Gli imputati sono 19 tutti accusati di «avvelenamento di acque e disastro ambientale di immani proporzioni».
Ieri mattina nel tribunale di Chieti erano tutti assenti ma rappresentati comunque dai rispettivi legali. L'udienza, presieduta da Geremia Spiniello, giudice a latere Paolo Di Geronimo, è stata rinviata per consentire di ripetere la notifica a due degli imputati, Guido Angiolini e Maurizio Piazzardi.
Si è proceduto all'appello delle 27 parti civili e delle parti offese. Il processo si tiene nell'aula consiliare del Comune di Chieti opportunamente allestita. Nel palazzo di Giustizia, infatti, sta per essere avviato il cantiere per i lavori di adeguamento sismico dell'edificio.
La vicenda della mancata notifica farà perdere (o guadagnare) ulteriore tempo ad un processo che riserverà altre sorprese.
Infatti il procuratore della Cassazione ha già dato parere positivo al ricorso dei 19 imputati che contestano l’ordinanza del gup Gianluca Sarandrea che ha disposto il giudizio e nello stesso tempo rifiutato la loro richiesta di rito abbreviato. 

L’udienza fissata per dicembre in Cassazione, a meno di clamorosissime sorprese, non potrà che annullare quel provvedimento del giudice pescarese e rimandare gli atti al tribunale di Pescara dove il magistrato sarà “costretto” ad avviare il rito alternativo che in favore degli imputati prevede lo sconto di pena di un terzo.
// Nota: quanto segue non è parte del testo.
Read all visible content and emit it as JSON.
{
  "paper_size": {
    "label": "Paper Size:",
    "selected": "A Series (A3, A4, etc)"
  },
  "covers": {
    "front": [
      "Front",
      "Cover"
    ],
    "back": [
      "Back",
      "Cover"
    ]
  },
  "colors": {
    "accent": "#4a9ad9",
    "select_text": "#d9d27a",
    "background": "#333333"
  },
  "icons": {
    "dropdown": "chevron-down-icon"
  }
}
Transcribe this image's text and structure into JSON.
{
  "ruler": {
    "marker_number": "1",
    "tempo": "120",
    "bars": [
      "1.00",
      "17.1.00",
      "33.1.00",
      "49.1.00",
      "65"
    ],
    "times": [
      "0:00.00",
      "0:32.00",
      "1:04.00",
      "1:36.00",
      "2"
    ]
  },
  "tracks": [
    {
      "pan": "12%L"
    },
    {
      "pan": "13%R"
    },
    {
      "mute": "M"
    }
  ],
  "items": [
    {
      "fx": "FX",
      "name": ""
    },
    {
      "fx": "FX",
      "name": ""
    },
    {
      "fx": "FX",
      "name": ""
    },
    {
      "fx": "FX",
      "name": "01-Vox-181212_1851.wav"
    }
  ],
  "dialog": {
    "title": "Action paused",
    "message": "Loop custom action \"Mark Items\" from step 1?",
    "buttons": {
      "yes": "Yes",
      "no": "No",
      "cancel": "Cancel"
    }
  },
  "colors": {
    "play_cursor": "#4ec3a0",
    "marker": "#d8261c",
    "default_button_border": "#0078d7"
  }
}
Dunque il processo di Chieti avrà vita breve e non resisterà alla decisione incidentale della suprema corte.
Passeranno altri mesi ed entro giugno 2014, con molta probabilità, si aprirà il rito abbreviato che si terrà a porte chiuse, senza dibattimento né testimoni, né la possibilità di portare nuove prove. Il tutto sarà deciso con il materiale recuperato nelle indagini. Chi si attendeva un processo aperto e mediatico rimarrà deluso.
Sta di fatto che quello alla Montedison è forse il processo abruzzese più importante, di gran lunga più di Sanitopoli, che mette di fatto alla sbarra il colosso industriale che sapeva dei veleni, li interrava senza alcun ostacolo da parte delle autorità locali che pure intervennero più volte nell’arco dell’ultimo secolo, salvo poi dimenticare tutto fino a quando la Forestale non (ri)scoprì nel 2007 le maxi discariche dei veleni.
Questo è anche il processo alla Montedison per la quale ha avuto una posizione di vertice l’ex ministro Enrico Bondi (è stato amministratore delegato), mentre l’ex ministro della Giustizia Paola Severino è stato uno degli avvocati che difendeva Montedison nel processo di Pescara. E poi c’è la politica che guarda con attenzione al processo mentre lavora per pianificare la bonifica dei siti inquinati.